シンデレラに玻璃の星冠をⅢ
そして、ベッドから起き上がれないらしい紅皇サンの近くに赴くと、身を屈むようにして、紅皇サンの胸の上に手を翳したんだ。
「いら…ん。クオ…ンで…十分…はぁっ」
悩ましげな息遣いで言葉を切る紅皇サンは、玲くんの手を振り払うだけの力もないらしい。
気怠げに顔をしかめた。
「クオン? あれ、クオンは……」
ベッドの下で、仰向けになって伸びていた。
あのすました美ネコが、無防備な"ひらき"だ。
慌てて由香ちゃんとクオンの元に行けば…生きてはいるけれど、やはり朱貴同様、凄く呼吸が荒くて…明らかに疲労度が半端なく。

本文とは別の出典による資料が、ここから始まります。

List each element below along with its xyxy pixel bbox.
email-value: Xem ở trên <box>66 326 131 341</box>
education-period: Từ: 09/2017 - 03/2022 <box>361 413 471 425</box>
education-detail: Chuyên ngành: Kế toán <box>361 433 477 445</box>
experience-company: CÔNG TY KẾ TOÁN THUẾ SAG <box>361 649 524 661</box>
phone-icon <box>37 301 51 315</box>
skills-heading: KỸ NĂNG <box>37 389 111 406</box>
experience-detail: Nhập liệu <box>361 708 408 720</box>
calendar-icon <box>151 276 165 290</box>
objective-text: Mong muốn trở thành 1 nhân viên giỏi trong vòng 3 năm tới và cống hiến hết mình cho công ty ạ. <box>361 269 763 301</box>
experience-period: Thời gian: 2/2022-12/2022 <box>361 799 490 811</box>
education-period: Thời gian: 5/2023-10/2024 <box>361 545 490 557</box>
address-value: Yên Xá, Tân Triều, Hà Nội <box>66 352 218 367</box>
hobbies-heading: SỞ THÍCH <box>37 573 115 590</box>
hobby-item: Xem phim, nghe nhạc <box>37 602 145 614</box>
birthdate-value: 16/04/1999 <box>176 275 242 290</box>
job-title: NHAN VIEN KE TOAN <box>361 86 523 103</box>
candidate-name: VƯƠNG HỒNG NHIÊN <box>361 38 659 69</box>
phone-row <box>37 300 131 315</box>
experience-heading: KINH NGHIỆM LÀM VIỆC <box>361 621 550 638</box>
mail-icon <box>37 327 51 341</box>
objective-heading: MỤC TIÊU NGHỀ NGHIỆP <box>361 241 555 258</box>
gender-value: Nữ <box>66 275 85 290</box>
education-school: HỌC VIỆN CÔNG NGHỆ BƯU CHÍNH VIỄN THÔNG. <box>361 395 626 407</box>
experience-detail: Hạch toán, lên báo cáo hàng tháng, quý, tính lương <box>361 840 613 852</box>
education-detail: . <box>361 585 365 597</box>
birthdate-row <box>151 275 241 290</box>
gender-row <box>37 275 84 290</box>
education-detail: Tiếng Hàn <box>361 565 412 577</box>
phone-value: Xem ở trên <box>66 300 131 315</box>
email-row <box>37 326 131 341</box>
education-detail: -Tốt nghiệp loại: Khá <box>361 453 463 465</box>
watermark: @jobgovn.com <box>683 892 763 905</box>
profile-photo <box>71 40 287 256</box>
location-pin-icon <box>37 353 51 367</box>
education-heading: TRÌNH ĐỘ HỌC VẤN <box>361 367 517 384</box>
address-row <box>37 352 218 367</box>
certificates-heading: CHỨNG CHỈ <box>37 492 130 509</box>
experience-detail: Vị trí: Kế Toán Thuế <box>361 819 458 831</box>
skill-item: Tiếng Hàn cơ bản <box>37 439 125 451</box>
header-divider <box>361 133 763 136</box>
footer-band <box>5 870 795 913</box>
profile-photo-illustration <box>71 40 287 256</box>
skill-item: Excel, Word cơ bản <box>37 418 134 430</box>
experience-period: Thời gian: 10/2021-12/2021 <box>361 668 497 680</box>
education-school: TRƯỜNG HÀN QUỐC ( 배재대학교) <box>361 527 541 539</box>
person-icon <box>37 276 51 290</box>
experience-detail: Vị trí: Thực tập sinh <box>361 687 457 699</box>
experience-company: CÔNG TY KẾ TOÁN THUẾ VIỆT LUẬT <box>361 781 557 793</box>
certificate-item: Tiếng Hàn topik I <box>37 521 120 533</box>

見事なふさふさな毛並みも、何だか元気がなくくすんで見える。
触手のような尻尾も今は撓垂れたまま。
何、一体何!!?
男と女とネコで、一体何をしていたの!!?
「玲…いいから…行け」
紅皇サンは声を出すのも辛そうだ。
「朱貴には少しでも回復する力が必要だろう? 何でこんな無茶なやり方しているんだよ。紫茉ちゃんに…ここまで力を注ぎ込んで治療するなんて」
力?
「逆に言えば…朱貴がそこまでしないと、紫茉ちゃんは回復出来ないのか? 熱による発作状況から」
返る言葉はなく。
「そして今回、クオンの力をもって…何とかなった状態だ。なんで彼女、ここまでの力を必要とするんだ? 普通の…身体じゃないのか?」
やはり沈黙は続くだけ。
「まあいいさ、今は…僕に回復結界の力を強める方法を教えて貰っていたことに感謝しながら、僕の気を注ぐ。拒まないでくれ。それくらいさせてくれよ」
溜息をついた玲くんが発光する。
透明な綺麗な青い光は…電気の力を使う時のよう。
だけどそれより瑞々しく、それより純な色合いで。
変わった、と思う。
こんな短期間で、玲くんは…前に進んだ。
目に見える変化の一端を、確かにあたしは目にしていた。
格好は何処までも儚げな美少女で。
だけで醸す空気は、頼り甲斐がある男のもので。
あたしが、ぐだぐだ考えている間に、玲くんは…力を手にしていたのか。
誇らしい反面悔しい。
置いてけぼりをくらったようで、寂しくもあって。
だからあたしは――
「やばいな…師匠の女装。失敗だったかも」
隣で由香ちゃんが呟いたその言葉は、耳に入ってこなかった。